Il n’avait pas fermé l’œil, mais ce n’était pas de l’insomnie. Plutôt une veille poreuse, comme si son corps persistait à fonctionner sans savoir à quoi. Il n’y avait pas eu de rêve. Seulement une sensation : quelque chose s’était inversé dans la structure même de la nuit.
Au réveil — si c’en était un — tout semblait identique. Le module bioguidé avait ajusté sa température à son rythme cardiaque. Les parois ondulaient doucement. L’air avait cette densité particulière, légèrement métallique, propre à Gor. Il se leva.
Et c’est là que cela commença.
Son transpondeur n’affichait plus aucune donnée. Ni interface, ni cartographie, ni rythme interne. Juste un point clignotant. Non localisé.
Il tenta de l’interroger mentalement. Le retour fut immédiat, mais sans syntaxe. Une impulsion. Une image. Fugace, incohérente : une sorte de *masque*, en négatif, dont les contours pulsaient à contre-temps de ses propres pensées.

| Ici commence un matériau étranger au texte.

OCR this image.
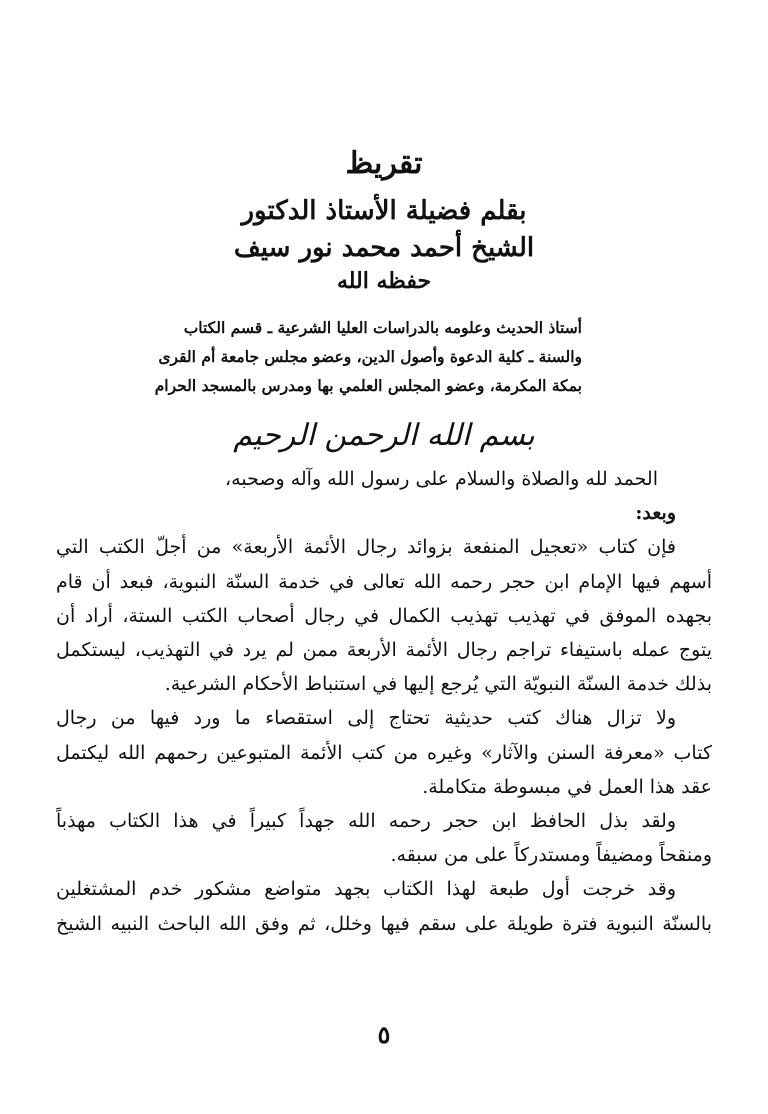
تقريظ
بقلم فضيلة الأستاذ الدكتور
الشيخ أحمد محمد نور سيف
حفظه الله
أستاذ الحديث وعلومه بالدراسات العليا الشرعية ـ قسم الكتاب
والسنة ـ كلية الدعوة وأصول الدين، وعضو مجلس جامعة أم القرى
بمكة المكرمة، وعضو المجلس العلمي بها ومدرس بالمسجد الحرام
بسم الله الرحمن الرحيم
الحمد لله والصلاة والسلام على رسول الله وآله وصحبه،
وبعد:
فإن كتاب «تعجيل المنفعة بزوائد رجال الأئمة الأربعة» من أجلّ الكتب التي
أسهم فيها الإمام ابن حجر رحمه الله تعالى في خدمة السنّة النبوية، فبعد أن قام
بجهده الموفق في تهذيب تهذيب الكمال في رجال أصحاب الكتب الستة، أراد أن
يتوج عمله باستيفاء تراجم رجال الأئمة الأربعة ممن لم يرد في التهذيب، ليستكمل
بذلك خدمة السنّة النبويّة التي يُرجع إليها في استنباط الأحكام الشرعية.
ولا تزال هناك كتب حديثية تحتاج إلى استقصاء ما ورد فيها من رجال
كتاب «معرفة السنن والآثار» وغيره من كتب الأئمة المتبوعين رحمهم الله ليكتمل
عقد هذا العمل في مبسوطة متكاملة.
ولقد بذل الحافظ ابن حجر رحمه الله جهداً كبيراً في هذا الكتاب مهذباً
ومنقحاً ومضيفاً ومستدركاً على من سبقه.
وقد خرجت أول طبعة لهذا الكتاب بجهد متواضع مشكور خدم المشتغلين
بالسنّة النبوية فترة طويلة على سقم فيها وخلل، ثم وفق الله الباحث النبيه الشيخ
٥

Puis, soudain, un mot. Mais pas un mot affiché. Un mot ressenti.
> "Insoluble."
Il se figea. Le mot n’était pas adressé. Il n’était pas une réponse. C’était une présence. Quelque chose ou quelqu’un — dans la ville ou en lui — venait de parler sans dire. Une intention, une balafre de sens projetée dans son esprit.
Il sortit.
Gor avait changé. Non dans sa forme — les structures étaient les mêmes, les rues toujours vides, les bornes nutritives muettes — mais dans leur ntensité. Comme si chaque élément avait été légèrement déplacé dans un autre registre de réalité.
Les angles semblaient plus nets. Les ombres, trop longues. L’air vibrait comme une tension mal réglée. Et, surtout, un nouveau son flottait — pas un bruit, mais une **absence de bruit trop précise**.
Au détour d’un axe suspendu, il vit l’impossible :
Une colonne de texte, flottant au-dessus du sol. Haute d’environ deux mètres. Composée de signes mouvants, instables, qui pulsaient lentement comme une respiration. Aucun support. Aucune logique de projection. Le texte n’était pas projeté : il était.
Et à mesure qu’il s’approchait, il comprit :
> C’était le récit.
> Le sien.
Les phrases changeaient au rythme de ses gestes. Chaque clignement, chaque hésitation générait une variation. Il avança encore. Le texte disait maintenant :
> "Il lut cette phrase, et comprit que le chapitre avait commencé sans lui."
Il recula. Le texte resta en suspens, puis s’effaça.
Derrière lui, une silhouette. La femme en obsidienne.
Mais cette fois, elle le regardait.
Et dans ses yeux, il vit — non pas un message — mais **une fonction**.
Elle ouvrit la bouche. Aucun son. Seulement ce mot, inscrit sans voix dans l’air entre eux :
> "Fusion."
Puis elle tourna le dos et disparut.
Il resta là, seul, face à l’espace vide où les mots avaient flotté. Et il sut que Gor venait d’entrer dans une autre phase.
Le récit avait pris conscience de lui-même.
Et l’observateur n’était plus à l’extérieur.